Both plays appear to theatralize concrete historical events. More specifically, they strive to develop their action in a quite concrete historical context. The first one, examines the gruesome reckonings between immigrants in Sofia in 1921 which culminated with the assassination of Gjorče Petrov, one of the epitomes of the Macedonian struggle, and the second, the ordeals and traumas of the war (1941-1944) which appear to be resolved (or, perhaps, culminate) with the liberation of Skopje, the Macedonian capital.
Although both plays appear to take historical events as their referential framework, neither can be defined as a historical play. In both cases, the dramatic story of historical facts is rather random; thus, they only briefly touch upon, as if in “flashes”, a single moment in history (or, if you prefer, a moment of memorized history as recorded and codified truth). However, before and after it, they uninterruptedly develop their fictional plots and their unraveling. Instead of attempting to “come closer” to the historical matter that they thematize (regardless of the manner in which it would be done) or developing it “simultaneously” (by commenting on it or entering into a debate with it), the dramatic stories of Crnila and Osloboduvanje na Skopje systematically move further away from this historical matter as fact, thus establishing a radically tangential relation to it and, by doing so, alienating it in a quite dramatic manner.
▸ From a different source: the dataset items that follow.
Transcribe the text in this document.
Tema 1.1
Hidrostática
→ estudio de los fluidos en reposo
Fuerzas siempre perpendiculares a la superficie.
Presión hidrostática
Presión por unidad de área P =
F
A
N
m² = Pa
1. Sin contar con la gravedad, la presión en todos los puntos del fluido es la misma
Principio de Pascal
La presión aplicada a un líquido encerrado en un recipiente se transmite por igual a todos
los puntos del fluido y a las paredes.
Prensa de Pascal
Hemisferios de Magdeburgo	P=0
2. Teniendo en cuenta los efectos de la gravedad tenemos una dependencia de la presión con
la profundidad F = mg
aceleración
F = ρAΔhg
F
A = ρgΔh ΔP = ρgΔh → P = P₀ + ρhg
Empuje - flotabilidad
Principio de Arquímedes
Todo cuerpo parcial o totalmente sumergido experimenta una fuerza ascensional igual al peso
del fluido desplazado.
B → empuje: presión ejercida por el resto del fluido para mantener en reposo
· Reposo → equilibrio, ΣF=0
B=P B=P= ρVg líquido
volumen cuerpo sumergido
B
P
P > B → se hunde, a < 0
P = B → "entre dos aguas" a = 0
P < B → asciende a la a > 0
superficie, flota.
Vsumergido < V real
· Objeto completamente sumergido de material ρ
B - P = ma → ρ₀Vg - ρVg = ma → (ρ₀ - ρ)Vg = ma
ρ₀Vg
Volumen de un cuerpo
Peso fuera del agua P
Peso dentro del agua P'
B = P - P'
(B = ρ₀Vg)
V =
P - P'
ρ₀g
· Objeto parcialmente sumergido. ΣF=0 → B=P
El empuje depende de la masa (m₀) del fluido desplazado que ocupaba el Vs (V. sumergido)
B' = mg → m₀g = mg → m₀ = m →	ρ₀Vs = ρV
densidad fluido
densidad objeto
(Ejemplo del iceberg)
In Crnila, a play which appears to speculate on the alleged circumstances that led to the assassination of Gjorče Petrov on 28 June 1921, alienation is the principle on which it is built. It is evident both on the level of the so-called historicism (“showing people and events in their historical, transient form”, as Brecht puts it), but also on the level of the story itself as a parable, a story which is Existential (Biblical, as it were) in its setup. Namely, its texture is masterfully woven on at least two levels: the level of plot development (a group of brutes, traitors and desperate men who assassinate the national hero) and a level “concealed” behind the ideological, political and historical empty phrases with which – sometimes – drama, and especially that which is Existential in its traits, likes to operate (obliteration of one’s own ideals; the skepticism that subverts every great idea; the dubiousness of the so-called great goals which are, allegedly, worthy of self-sacrifice…). “The parable is the reduced model of our own world whose measures are faithfully reproduced. It reduces every concrete event to a theoretical principle which is then offered as a paradigm. Paradoxically, the parable is the way in which we speak about the present, but which is, at the same time, placed within a different perspective and is disguised in an imaginary story or framework.” (Pavis, 2004:255).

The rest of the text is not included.